Orwell also interrupts his narrative to let Winston read "The Theory and Practice of Oligarchical Collectivism," by the arch-enemy Emmanuel Goldstein. Seen in hindsight, Goldstein's analysis of world politics since 1945 is startlingly accurate in its vision of two or three superpowers endlessly competing for control of key resources in places like central Asia and Africa.
No sooner has he understood his society through Goldstein than Winston is arrested. Taken to the Ministry of Love, he is broken down and rebuilt as a man who loves Big Brother even though he knows as some point he will be executed.
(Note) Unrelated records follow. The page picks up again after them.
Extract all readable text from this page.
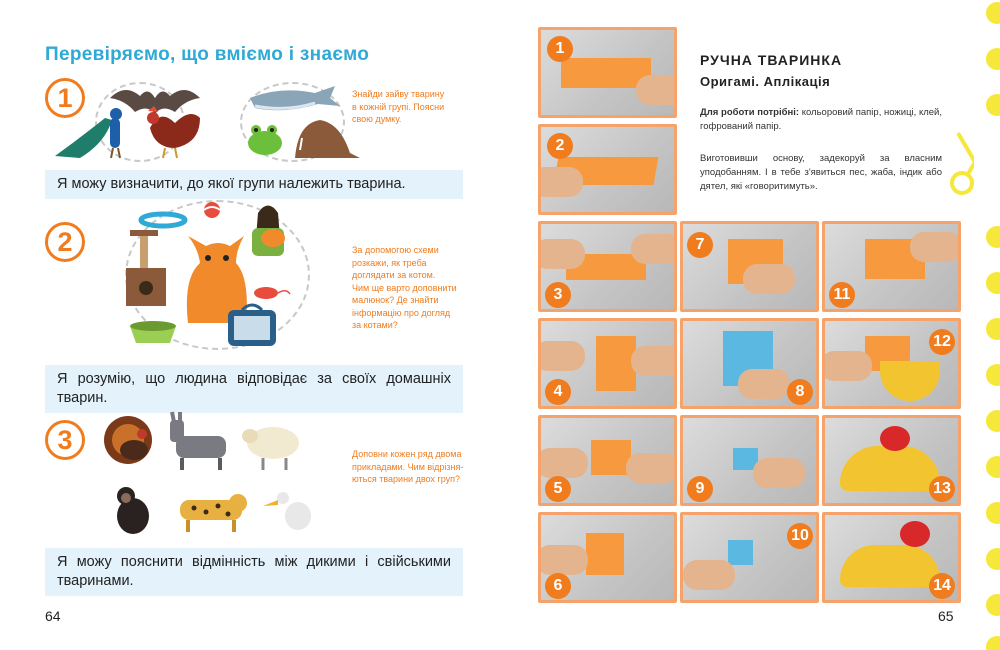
Перевіряємо, що вміємо і знаємо
1	Знайди зайву тварину
в кожній групі. Поясни
свою думку.
Я можу визначити, до якої групи належить тварина.
2	За допомогою схеми
розкажи, як треба
доглядати за котом.
Чим ще варто доповнити
малюнок? Де знайти
інформацію про догляд
за котами?
Я розумію, що людина відповідає за своїх домашніх тварин.
3	Доповни кожен ряд двома
прикладами. Чим відрізня-
ються тварини двох груп?
Я можу пояснити відмінність між дикими і свійськими тваринами.
64
1
2
РУЧНА ТВАРИНКА
Оригамі. Аплікація
Для роботи потрібні: кольоровий папір, ножиці, клей, гофрований папір.
Виготовивши основу, задекоруй за власним уподобанням. І в тебе з'явиться пес, жаба, індик або дятел, які «говоритимуть».
3
7
11
4	8
12
5	9	13
6
10
14
65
He has no chance of alerting his fellow-citizens to what he's learned, and certainly no chance of escape.
Snowden, of course, knows the system very well and took the opportunity to blow the whistle while maximizing his chances of being heard and of escaping punishment. But another English writer, Edward Gibbon, may have foreseen how difficult escape can be from an all-powerful state.
In The Decline and Fall of the Roman Empire, Gibbon observes that 18th-century Europe with its sovereign nations offered dissidents freedom at the price of exile.
"But the empire of the Romans filled the world," Gibbon tells us, "and when that empire fell into the hands of a single person, the world became a safe and dreary prison for his enemies. The slave of Imperial despotism, whether he was condemned to drag his gilded chain in Rome and the senate, or the frozen banks of the Danube, expected his fate in silent despair. To resist was fatal, and it was impossible to fly. On every side he was encompassed with a vast extent of sea and land, which he could never hope to traverse without being discovered, seized, and restored to his irritated master.
We've seen something similar even here in Canada. Forty years ago we welcomed U.S. draft dodgers and deserters; today's American deserters, caught up in the same endless war Goldstein foretold, are promptly returned to the empire.
Snowden, today's most obnoxious fugitive, seems to have understood his prospects when he chose to run first to Hong Kong and then to Moscow. If nothing else, he's escaped punishment longer than a less-sophisticated whistleblower might have.
Whether he remains in exile or is eventually restored to his irritated master, Snowden's personal fate isn't the issue. Every citizen of a democracy could conceivably face the same predicament: If you know something is terribly wrong with your country, do you protest, or do you submit?
For Winston Smith, the question is irrelevant because he's never questioned the status quo before. He is morally bankrupt long before he tells O'Brien he will commit any crime to overthrow Big Brother.
But how morally solvent are we? If we know something is wrong, do we blow the whistle or just go along with the rigged game? That's the question that Edward Snowden has posed to us, and we are wise to consult with George Orwell and Edward Gibbon before we answer him.